Während in den USA linke Studierende gegen rechte Ideologien an den Unis kämpfen, setzen sich in Deutschland und Österreich in jüngster Vergangenheit vor allem rechte Politiker dafür ein, die Arbeit linker politischer Gruppen an den Universitäten einzuschränken. An der Ludwig-Maximilian-Universität München waren sie bereits erfolgreich. Hier werden nach einem Beschluss des Studierendenparlaments keine Räumlichkeiten mehr an politische Gruppen vergeben (der UniStandard berichtete). Ähnliches wird nun an der Friedrich-Schiller-Universität in Jena und an der Universität Wien versucht.

Anzeige gegen Uni Jena

Gegen die Uni Jena läuft seit September eine Anzeige des rechten Landtagsabgeordneten Stefan Brandners der Alternative für Deutschland (AfD). Er wirft der Hochschule vor, Aktionen des zivilen Ungehorsams durch Vergabe von Räumlichkeiten für Blockadetrainings zu unterstützen.

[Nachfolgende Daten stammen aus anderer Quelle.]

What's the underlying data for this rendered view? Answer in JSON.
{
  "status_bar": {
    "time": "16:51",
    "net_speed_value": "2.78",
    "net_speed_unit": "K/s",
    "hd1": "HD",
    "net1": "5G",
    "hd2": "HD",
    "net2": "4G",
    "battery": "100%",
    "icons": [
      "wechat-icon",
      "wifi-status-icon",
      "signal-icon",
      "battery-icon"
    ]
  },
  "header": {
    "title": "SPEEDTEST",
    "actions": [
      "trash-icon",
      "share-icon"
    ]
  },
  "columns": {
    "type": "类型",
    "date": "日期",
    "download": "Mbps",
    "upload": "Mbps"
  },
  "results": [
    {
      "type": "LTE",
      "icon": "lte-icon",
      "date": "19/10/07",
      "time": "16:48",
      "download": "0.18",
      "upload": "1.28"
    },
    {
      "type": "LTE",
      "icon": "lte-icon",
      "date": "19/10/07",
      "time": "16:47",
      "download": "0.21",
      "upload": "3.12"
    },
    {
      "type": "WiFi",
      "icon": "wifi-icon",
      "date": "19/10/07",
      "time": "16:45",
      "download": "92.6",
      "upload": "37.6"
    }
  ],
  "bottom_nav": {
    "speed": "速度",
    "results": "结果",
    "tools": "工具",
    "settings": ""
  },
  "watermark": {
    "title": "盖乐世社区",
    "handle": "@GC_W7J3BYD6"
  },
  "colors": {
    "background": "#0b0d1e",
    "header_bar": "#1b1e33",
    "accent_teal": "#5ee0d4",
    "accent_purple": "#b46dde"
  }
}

Klaus Dörre, Soziologieprofessor an der Universität Jena, beobachtet die Vorgänge mit Sorge: "Der Aktionsspielraum der Antifaschisten wird immer mehr eingeschränkt." Eine steigende Popularität rechter Gesinnungen ortet er nicht nur bei gehäuften fremdenfeindlichen Kundgebungen auf der Straße und dem Wahlerfolg der AfD in den Parlamenten, sondern zuletzt auch in der Justiz: "Thügida (Pegida in Thüringen, Anm. d. Redaktion) zieht am Hitler-Geburtstag durch Jena. Wenn die Stadt ein Verbot beantragt, entscheidet das Oberverwaltungsgericht Gera, dass die Demonstration legal ist, da sie mit dem Geburtstag nichts zu tun hat." Dörre selbst war bereits von Angriffen durch AfD-nahe Kollegen an der Hochschule betroffen. "Rechte Gruppen bauen ihren Einfluss kontinuierlich aus", sagt er.

Probleme benennen

Den Grund für den zunehmenden Rechtsruck sieht er in der mangelnden Bearbeitung sozialer Probleme durch linke Politik: "Je weniger aussichtsreich es erscheint, die als ungerecht empfundenen Verteilungsverhältnisse von oben nach unten zu korrigieren, desto eher interpretiert man Verteilungskonflikte als solche, die zwischen innen und außen geschürt werden." Für Dörre ist die einzige Möglichkeit, Rechtspopulismus zu bekämpfen, die Fehler im kapitalistischen System zu benennen: "Die Linke braucht eine glaubwürdige Alternative zum zeitgenössischen Kapitalismus. Sie braucht praktikable Umsetzmöglichkeiten der Politik und Intellektuelle, die sich in Kontroversen begeben."

Diskussion in Österreich

Auch in Österreich gibt es Diskussionen darum, wie viel Politik an den Unis sein darf: Bestimmten politischen Gruppen zu untersagen, sich an der Uni zu treffen, ist etwa das Anliegen des Nationalratsabgeordneten Andreas Karlsböck (FPÖ), wie aus einer parlamentarischen Anfrage, die er im Dezember einbrachte, hervorging. Darin kritisierte er eine Veranstaltung der "linksextremen" Gruppierung Linkswende am Institut für Politikwissenschaft der Uni Wien kurz vor der Bundespräsidentenstichwahl und stellte dem Wissenschaftsminister die Frage: "Ist es aus Ihrer Sicht akzeptabel, dass eine universitätsfremde, nicht wahlwerbende Gruppierung auf offiziellem Hochschulboden Agitation gegen die FPÖ und ihren Bundespräsidentschaftskandidaten betreiben darf?"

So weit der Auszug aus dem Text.